Con pasos amortiguados, Khardan entró en la casa donde se habían instalado, moviéndose en silencio entre las sombras de los corredores del abandonado edificio. Siempre incómodo entre paredes, el nómada se sentía doblemente a disgusto recorriendo los aposentos de otro hombre sin su permiso ni conocimiento. Se tratase de un palacio de sultán o de la más harapienta tienda del más bajo miembro de la tribu, un hogar era siempre un lugar sagrado, inviolable, al que se entraba con ceremonia y del que se salía con ceremonia. Y, aunque aquella morada hubiese sido saqueada y despojada de sus valiosas posesiones cientos de años atrás, los objetos mundanos y cotidianos de aquella gente desconocida se habían preservado en el aire caliente del desierto de tal manera que a Khardan le parecía como si los dueños fueran a regresar en cualquier momento: las mujeres, lamentando la destrucción; los hombres, encolerizados y clamando venganza.

El nómada tiene poco sentido del tiempo. El cambio no significa nada para él, puesto que su vida cambia diariamente. El nómada es el centro de su propio universo; él
es
su propio universo. Y tiene que serlo, necesariamente, si quiere sobrevivir a la dureza de su mundo. La muerte de miles de personas en una ciudad cercana no significará nada para él. El robo de una oveja de su rebaño lo llevará a declarar la guerra. Estando dentro de aquellas paredes, Khardan tuvo una repentina vislumbre del tiempo, el universo y su propia parte en él. Ya no era él el centro, el hombre por quien el sol salía cada día, el hombre por quien brillaban las estrellas, el hombre al que los vientos abofeteaban y desafiaban a batirse en combate personal. Ahora era tan sólo un grano de arena entre millones de granos más. Las estrellas no lo reconocían. El sol se levantaría algún día sin él y los vientos lo arrojarían desconsideradamente a un lado para recoger alguna otra mota como él.

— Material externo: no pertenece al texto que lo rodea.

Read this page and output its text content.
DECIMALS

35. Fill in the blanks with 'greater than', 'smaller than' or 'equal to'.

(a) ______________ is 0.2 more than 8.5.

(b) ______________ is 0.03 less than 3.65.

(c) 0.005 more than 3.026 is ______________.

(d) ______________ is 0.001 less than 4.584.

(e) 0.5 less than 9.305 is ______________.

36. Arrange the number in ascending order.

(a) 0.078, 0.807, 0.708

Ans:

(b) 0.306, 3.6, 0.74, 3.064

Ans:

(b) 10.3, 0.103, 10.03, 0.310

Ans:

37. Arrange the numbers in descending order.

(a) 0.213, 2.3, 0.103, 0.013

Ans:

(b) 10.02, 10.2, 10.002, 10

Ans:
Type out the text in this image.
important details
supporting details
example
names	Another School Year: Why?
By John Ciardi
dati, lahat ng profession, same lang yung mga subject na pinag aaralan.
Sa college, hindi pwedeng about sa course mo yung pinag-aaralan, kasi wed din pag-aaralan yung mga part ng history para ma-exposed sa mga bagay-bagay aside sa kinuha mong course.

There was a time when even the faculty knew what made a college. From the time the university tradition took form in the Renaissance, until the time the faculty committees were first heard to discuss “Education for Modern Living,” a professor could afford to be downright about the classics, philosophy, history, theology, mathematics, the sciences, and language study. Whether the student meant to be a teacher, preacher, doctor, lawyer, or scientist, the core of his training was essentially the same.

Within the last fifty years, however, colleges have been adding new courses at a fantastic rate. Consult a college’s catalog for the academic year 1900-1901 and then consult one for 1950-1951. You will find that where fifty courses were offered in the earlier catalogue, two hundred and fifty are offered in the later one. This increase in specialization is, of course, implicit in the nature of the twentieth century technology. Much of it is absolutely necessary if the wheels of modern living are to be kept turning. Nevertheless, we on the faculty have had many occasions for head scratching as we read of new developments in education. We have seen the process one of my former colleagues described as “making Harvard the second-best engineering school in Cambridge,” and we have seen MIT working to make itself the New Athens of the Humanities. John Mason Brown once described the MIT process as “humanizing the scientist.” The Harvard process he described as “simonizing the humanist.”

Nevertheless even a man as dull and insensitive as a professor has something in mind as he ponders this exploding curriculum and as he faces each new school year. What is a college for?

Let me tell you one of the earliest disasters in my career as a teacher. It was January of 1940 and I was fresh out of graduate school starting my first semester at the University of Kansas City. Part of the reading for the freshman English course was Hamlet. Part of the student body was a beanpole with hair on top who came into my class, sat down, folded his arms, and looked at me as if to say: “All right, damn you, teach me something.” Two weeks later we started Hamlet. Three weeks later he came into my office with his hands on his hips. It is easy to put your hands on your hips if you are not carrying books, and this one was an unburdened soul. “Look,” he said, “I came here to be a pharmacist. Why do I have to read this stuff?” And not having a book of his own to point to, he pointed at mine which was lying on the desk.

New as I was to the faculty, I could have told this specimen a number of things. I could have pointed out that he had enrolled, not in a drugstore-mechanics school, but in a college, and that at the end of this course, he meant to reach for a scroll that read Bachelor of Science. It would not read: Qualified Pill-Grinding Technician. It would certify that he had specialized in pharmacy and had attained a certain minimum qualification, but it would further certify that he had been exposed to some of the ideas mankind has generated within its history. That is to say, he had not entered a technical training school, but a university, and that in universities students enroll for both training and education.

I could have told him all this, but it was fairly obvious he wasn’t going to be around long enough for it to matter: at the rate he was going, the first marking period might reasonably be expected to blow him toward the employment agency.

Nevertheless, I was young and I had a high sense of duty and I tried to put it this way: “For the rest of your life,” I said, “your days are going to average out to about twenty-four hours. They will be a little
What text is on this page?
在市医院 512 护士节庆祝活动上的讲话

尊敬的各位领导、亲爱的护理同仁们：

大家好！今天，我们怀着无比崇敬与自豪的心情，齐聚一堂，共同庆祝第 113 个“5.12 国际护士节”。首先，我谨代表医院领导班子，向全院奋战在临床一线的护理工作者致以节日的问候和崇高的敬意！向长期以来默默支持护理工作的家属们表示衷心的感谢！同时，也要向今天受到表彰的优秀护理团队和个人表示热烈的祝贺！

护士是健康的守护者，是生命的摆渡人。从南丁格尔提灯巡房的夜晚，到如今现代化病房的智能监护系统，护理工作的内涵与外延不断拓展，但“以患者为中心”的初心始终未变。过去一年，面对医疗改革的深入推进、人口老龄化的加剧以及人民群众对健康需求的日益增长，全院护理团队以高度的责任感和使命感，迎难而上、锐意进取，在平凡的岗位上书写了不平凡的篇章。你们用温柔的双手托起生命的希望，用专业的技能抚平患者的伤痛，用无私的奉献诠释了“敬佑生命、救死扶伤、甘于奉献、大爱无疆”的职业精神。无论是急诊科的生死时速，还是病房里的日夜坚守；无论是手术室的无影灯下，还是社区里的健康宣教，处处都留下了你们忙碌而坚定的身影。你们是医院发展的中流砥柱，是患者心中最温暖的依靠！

El hombre que caminaba sobre aquellas coloreadas baldosas hacía tantísimo tiempo también se había sentido en su día el centro del universo. La gente que había construido aquella ciudad se tenía a sí misma por el ápice de la civilización. Su dios había sido para ellos el Único y Verdadero Dios.

Y ahora aquel dios no tenía nombre; había sido olvidado, como los hombres que le rendían culto.

Todo cuanto quedaba era de la tierra, de Sul, de los elementos. Las piedras sobre las que Khardan caminaba estaban en el mundo antes de que el hombre viniera a él. Utilizadas por el hombre, colocadas donde ahora se hallaban por el hombre, allí permanecerían cuando el hombre hubiese desaparecido.

La idea era humillante, aterradora. Los dedos del califa se deslizaron sobre la superficie lisa de la roca tallada, sintiendo la textura, el frescor dentro de la piedra a pesar del creciente calor del día, las ligeras depresiones aquí y allá donde la mano que manejaba el cincel había resbalado.

Suspirando, y con expresión grave, avanzó a través de aquella casa donde las sombras parecían más bienvenidas que él y, en silencio, entró en la habitación donde yacía Mateo.

Arrodillada junto al colchón, de espaldas hacia la puerta, Zohra volvió la vista hacia Khardan cuando éste entró y luego la retiró de nuevo. Atenta a su paciente, restregó un paño húmedo en la calenturienta frente del muchacho.